The planning began when “Lionel Messi to Inter Miami” was still just a dream, an internet rumor discredited by insiders but sustained by a billionaire’s belief.
In the fall of 2022, as MLS clubs set out to build their 2023 rosters, Jorge Mas, Inter’s managing owner, was scheming. He’d been courting Messi ever since 2019, forging relationships with Messi’s entourage, planting seeds. By Year 4 of the pursuit, he was in Messi’s suite at the World Cup final, and “consistent in his confidence that this is gonna happen,” Inter Miami sporting director Chris Henderson says.
So, as chief soccer officers around the league were chasing stars in early 2023, and filling salary cap space to improve their teams, Miami … wasn’t. Some of its offseason moves puzzled observers. Designated Players left and weren’t really replaced. Pundits glanced at the remains, and (correctly) predicted that Inter would sink from sixth place in 2022 toward the bottom of the Eastern Conference in 2023.
But, “you know,” Henderson says now, “we had a plan.”
They were saving and making room for Messi — but also for a dozen other players who’d supplement the GOAT, and who, a year later, would propel Inter Miami to perhaps the greatest MLS season ever.
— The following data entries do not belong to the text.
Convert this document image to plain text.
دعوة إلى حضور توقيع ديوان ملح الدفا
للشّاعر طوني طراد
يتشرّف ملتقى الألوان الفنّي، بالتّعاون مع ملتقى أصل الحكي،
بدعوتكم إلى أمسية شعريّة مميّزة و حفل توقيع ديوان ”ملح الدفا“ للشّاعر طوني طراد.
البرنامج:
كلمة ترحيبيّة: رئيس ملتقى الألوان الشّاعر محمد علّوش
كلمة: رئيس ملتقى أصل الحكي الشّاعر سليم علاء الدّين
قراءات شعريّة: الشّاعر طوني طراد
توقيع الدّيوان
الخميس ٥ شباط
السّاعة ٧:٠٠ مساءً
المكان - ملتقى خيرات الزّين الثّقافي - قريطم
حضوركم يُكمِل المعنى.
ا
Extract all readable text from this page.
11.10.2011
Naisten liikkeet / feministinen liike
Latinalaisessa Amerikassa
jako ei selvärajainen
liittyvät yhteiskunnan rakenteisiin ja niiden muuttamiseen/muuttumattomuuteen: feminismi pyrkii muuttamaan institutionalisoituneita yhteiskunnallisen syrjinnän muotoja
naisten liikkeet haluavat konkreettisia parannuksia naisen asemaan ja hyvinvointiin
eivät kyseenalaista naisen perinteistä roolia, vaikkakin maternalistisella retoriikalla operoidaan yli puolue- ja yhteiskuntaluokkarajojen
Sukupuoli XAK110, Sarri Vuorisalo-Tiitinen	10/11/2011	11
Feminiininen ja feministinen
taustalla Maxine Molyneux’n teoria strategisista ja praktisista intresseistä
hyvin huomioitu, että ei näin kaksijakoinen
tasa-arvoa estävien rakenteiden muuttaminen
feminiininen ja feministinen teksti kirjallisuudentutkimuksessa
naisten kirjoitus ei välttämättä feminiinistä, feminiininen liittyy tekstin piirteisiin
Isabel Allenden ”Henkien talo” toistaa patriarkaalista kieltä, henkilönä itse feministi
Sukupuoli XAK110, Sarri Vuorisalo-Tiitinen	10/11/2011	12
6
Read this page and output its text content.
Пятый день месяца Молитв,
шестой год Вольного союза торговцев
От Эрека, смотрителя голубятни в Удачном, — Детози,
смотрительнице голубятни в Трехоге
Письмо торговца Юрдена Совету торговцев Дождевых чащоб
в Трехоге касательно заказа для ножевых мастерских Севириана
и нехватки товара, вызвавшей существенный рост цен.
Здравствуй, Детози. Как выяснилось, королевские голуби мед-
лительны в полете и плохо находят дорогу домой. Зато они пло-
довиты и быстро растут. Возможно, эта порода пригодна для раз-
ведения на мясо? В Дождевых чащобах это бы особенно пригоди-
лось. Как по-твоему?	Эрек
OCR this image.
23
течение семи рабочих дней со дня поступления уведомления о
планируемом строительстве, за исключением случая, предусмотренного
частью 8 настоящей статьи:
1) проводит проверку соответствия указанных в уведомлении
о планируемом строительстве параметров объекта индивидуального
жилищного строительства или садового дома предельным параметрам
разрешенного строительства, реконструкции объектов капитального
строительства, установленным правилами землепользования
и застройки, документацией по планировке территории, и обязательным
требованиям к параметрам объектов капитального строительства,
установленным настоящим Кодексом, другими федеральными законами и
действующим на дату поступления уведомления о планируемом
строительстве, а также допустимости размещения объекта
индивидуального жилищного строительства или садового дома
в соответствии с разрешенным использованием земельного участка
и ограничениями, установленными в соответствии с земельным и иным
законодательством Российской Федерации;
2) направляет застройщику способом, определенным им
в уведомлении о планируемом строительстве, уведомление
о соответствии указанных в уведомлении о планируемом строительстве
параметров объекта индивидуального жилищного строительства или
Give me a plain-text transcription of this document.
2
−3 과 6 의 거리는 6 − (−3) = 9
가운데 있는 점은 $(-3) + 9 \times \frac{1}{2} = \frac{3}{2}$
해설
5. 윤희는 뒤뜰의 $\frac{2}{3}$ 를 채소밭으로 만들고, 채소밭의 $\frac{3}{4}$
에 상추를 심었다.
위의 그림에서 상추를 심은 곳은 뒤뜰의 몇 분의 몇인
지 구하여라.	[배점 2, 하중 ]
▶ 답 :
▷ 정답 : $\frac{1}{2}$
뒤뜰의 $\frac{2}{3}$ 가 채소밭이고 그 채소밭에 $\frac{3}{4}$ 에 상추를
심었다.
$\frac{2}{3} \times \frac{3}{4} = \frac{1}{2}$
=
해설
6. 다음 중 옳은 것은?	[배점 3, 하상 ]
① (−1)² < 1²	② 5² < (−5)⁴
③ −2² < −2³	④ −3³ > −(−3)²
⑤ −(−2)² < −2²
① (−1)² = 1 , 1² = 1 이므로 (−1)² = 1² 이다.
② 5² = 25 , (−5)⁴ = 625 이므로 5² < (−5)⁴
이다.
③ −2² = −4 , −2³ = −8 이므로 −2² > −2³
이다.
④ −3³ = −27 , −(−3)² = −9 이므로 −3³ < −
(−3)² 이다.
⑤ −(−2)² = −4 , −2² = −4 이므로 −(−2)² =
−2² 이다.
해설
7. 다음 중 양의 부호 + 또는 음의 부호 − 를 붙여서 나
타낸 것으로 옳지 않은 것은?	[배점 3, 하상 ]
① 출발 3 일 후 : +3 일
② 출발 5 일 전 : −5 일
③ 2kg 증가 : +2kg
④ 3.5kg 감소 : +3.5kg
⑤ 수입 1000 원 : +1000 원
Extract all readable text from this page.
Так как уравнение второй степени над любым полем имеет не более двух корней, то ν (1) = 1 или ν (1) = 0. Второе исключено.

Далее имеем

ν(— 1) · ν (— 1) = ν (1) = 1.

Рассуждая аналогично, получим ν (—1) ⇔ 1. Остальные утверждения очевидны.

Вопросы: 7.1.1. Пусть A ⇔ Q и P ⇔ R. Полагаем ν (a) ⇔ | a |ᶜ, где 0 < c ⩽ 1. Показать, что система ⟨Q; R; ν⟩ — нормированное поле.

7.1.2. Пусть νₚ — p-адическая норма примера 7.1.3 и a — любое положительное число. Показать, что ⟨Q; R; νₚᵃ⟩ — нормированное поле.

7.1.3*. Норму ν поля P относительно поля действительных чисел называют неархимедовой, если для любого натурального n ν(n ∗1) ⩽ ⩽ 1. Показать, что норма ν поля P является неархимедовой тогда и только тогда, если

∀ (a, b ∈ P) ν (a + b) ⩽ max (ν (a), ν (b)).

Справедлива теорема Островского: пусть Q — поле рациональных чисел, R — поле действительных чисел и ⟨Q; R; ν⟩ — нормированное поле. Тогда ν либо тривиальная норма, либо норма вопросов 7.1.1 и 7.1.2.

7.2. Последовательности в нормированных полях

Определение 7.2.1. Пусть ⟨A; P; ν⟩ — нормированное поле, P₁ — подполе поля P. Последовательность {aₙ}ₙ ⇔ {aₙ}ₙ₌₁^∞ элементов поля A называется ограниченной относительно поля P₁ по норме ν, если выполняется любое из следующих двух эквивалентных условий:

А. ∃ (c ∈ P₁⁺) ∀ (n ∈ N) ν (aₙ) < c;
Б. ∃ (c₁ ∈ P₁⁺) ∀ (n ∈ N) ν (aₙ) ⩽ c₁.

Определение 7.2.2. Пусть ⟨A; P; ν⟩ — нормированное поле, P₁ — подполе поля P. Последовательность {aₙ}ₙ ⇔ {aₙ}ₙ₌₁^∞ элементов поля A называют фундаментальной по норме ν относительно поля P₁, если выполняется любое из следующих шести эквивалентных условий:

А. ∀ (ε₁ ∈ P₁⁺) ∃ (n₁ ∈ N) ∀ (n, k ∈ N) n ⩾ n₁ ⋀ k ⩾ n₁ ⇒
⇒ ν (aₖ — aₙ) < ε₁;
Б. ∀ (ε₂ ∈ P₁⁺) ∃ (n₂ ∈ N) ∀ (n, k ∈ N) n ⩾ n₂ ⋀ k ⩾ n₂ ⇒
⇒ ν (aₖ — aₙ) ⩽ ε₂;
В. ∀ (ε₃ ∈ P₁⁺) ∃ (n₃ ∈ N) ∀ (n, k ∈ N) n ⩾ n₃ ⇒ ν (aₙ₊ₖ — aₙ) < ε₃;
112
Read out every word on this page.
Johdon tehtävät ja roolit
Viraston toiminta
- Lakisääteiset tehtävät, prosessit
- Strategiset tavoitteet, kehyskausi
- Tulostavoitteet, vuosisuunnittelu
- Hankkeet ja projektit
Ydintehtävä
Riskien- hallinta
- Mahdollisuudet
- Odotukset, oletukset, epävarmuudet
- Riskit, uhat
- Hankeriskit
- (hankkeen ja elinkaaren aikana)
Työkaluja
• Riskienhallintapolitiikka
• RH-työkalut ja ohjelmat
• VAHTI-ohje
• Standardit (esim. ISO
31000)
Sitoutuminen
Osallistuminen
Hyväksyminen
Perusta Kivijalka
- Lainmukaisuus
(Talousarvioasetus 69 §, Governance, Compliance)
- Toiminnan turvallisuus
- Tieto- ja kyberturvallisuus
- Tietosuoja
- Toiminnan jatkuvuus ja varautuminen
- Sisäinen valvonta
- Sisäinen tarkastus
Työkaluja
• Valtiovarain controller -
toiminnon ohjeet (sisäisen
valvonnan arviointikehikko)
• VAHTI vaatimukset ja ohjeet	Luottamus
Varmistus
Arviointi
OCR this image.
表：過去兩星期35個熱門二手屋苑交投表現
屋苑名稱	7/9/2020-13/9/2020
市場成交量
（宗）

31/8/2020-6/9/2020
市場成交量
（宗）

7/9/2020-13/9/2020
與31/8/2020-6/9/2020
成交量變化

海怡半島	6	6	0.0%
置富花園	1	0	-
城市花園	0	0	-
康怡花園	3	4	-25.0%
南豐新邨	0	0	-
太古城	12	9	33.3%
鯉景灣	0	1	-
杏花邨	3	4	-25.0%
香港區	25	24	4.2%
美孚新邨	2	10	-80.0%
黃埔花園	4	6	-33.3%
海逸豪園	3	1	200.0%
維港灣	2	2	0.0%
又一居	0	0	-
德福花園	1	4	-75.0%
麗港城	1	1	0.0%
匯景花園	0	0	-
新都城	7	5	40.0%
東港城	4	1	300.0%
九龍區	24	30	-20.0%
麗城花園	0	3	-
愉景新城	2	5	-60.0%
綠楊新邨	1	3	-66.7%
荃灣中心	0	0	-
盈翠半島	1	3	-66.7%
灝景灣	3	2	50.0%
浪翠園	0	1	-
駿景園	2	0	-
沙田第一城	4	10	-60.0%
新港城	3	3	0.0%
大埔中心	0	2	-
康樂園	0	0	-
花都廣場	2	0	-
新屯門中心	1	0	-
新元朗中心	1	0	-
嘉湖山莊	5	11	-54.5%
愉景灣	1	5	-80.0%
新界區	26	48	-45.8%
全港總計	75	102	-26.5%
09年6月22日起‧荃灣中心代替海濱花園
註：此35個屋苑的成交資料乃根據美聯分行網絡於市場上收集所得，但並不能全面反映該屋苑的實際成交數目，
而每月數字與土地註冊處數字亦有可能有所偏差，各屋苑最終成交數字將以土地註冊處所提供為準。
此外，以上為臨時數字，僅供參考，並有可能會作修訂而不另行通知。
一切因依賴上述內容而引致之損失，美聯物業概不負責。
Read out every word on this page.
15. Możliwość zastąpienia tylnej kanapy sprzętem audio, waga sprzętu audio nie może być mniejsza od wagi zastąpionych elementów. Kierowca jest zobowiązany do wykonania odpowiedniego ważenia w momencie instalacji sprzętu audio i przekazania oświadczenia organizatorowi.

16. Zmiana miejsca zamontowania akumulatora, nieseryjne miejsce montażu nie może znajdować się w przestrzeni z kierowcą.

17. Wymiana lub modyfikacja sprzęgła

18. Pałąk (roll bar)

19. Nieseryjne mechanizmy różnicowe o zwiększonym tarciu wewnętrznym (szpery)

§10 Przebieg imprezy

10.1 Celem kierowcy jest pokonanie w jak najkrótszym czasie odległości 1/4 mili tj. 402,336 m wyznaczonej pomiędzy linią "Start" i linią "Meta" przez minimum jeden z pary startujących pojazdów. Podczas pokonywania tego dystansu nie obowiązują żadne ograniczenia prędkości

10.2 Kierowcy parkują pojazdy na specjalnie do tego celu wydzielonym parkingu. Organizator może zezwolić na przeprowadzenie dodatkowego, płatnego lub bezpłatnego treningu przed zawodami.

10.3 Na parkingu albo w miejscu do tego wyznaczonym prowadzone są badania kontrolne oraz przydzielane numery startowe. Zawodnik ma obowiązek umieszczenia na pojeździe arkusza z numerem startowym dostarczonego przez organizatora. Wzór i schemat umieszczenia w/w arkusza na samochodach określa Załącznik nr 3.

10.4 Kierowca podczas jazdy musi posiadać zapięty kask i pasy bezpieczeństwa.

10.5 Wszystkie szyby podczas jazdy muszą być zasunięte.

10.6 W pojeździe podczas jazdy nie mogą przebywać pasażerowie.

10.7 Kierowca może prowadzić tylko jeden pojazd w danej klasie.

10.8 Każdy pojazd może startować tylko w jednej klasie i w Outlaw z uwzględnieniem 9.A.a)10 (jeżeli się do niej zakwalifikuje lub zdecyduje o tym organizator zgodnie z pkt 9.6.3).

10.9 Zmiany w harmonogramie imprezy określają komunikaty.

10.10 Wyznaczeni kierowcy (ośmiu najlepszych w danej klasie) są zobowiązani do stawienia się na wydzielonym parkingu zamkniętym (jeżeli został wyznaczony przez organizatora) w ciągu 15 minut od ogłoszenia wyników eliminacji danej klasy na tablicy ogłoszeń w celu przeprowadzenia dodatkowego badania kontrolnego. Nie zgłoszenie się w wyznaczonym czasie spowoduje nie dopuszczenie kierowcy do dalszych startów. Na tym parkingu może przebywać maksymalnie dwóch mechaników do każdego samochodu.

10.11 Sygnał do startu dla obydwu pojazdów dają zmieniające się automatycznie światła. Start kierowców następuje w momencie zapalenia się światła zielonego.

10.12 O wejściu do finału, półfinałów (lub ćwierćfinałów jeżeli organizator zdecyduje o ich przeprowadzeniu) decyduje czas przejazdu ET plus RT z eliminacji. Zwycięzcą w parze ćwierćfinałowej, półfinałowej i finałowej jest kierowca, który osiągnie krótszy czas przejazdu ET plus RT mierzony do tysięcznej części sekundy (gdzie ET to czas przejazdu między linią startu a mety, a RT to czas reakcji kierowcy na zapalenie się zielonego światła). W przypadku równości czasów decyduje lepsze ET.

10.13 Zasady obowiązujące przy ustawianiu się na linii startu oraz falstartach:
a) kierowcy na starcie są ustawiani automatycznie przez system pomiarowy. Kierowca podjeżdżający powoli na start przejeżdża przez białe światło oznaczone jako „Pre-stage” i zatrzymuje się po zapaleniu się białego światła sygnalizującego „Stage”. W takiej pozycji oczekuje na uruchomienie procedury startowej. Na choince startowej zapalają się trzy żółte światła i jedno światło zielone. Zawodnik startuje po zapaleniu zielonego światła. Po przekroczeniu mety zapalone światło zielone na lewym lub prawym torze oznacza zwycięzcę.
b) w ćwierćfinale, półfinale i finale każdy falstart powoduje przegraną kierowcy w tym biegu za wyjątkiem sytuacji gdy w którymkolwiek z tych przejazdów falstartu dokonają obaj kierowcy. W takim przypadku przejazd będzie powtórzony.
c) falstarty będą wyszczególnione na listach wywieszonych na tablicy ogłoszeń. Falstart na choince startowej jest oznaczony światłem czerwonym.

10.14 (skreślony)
With Decision Day near, they stand on the rim of history, two points shy of the regular-season points record with one game to go. If they win it — on Saturday at home vs. New England (6:07 p.m. ET, AppleTV+) — they’ll finish on 74 points, an unprecedented haul in a league whose restrictive rules usually produce parity.
And if they do, Messi will be the primary reason. Equally remarkable and influential, though, is their record without him. The Herons, as Inter is nicknamed, took 32 points from 15 matches with Messi absent — or 2.13 points per game, nearly identical to their average in the 18 matches Messi has played.
They’ve been the league’s top team, with and without the GOAT, because they executed the plan, and assembled a peerless roster. It was a years-long process that required collaboration between ownership, executives and coaches, plus at least six other departments within the club.
And, of course, it required Messi, whose god-like pull made recruitment “much easier,” Henderson told Yahoo Sports in a phone interview.
Once Messi committed to Miami, up popped dozens of international players who, as Henderson says, “just want[ed] to come and play with him.”
Miami makes room for Messi
The process dates to 2021, when Henderson, an MLS lifer, took charge of Inter’s sporting department after 13 years in Seattle.
It accelerated in 2022 and 2023, as the end of Messi’s contract with Paris Saint-Germain neared. The possibility of luring him to Miami “affected all of our thought process in building and planning the team,” Henderson says. Messi had options — including PSG, Barcelona and Saudi Arabia — but Inter had only one: to construct a squad with a Messi-sized hole, one that could, in the dream scenario, be transformed almost overnight.
That meant, for example, acquiring Spanish playmaker Alejandro Pozuelo in July 2022, then letting his contract expire to free up a Designated Player (DP) slot. (Each MLS club is permitted to pay three DPs an uncapped salary that, no matter how lucrative, only counts $683,750 toward the cap. The rule, created to accommodate David Beckham in 2007, allowed Inter to afford Messi.)
Miami entered 2023 with only one true DP. Its second and third, forward Leonardo Campana and midfielder Gregore, were what Henderson calls “TAM-able.” Their relatively modest salaries gave Inter the flexibility to “buy down” their cap hits and make room for a new DP, if necessary.
To do that, an MLS club must tap into its pool of “allocation money.” (TAM is short for one type, Targeted Allocation Money.) Miami had already stockpiled significant sums, despite sanctions stemming from a cheating scandal. Then, in April 2023, it traded midfielder Bryce Duke and forward Ariel Lassiter to Montreal for defender Kamal Miller and, most importantly, $1.3 million in allocation money.
“And those were hard moves,” Henderson says. “Those were guys everyone liked, and they were good players. But … as we got closer to summer of ’23, we had to figure out ways that we could make room and maximize the summer transfer window.”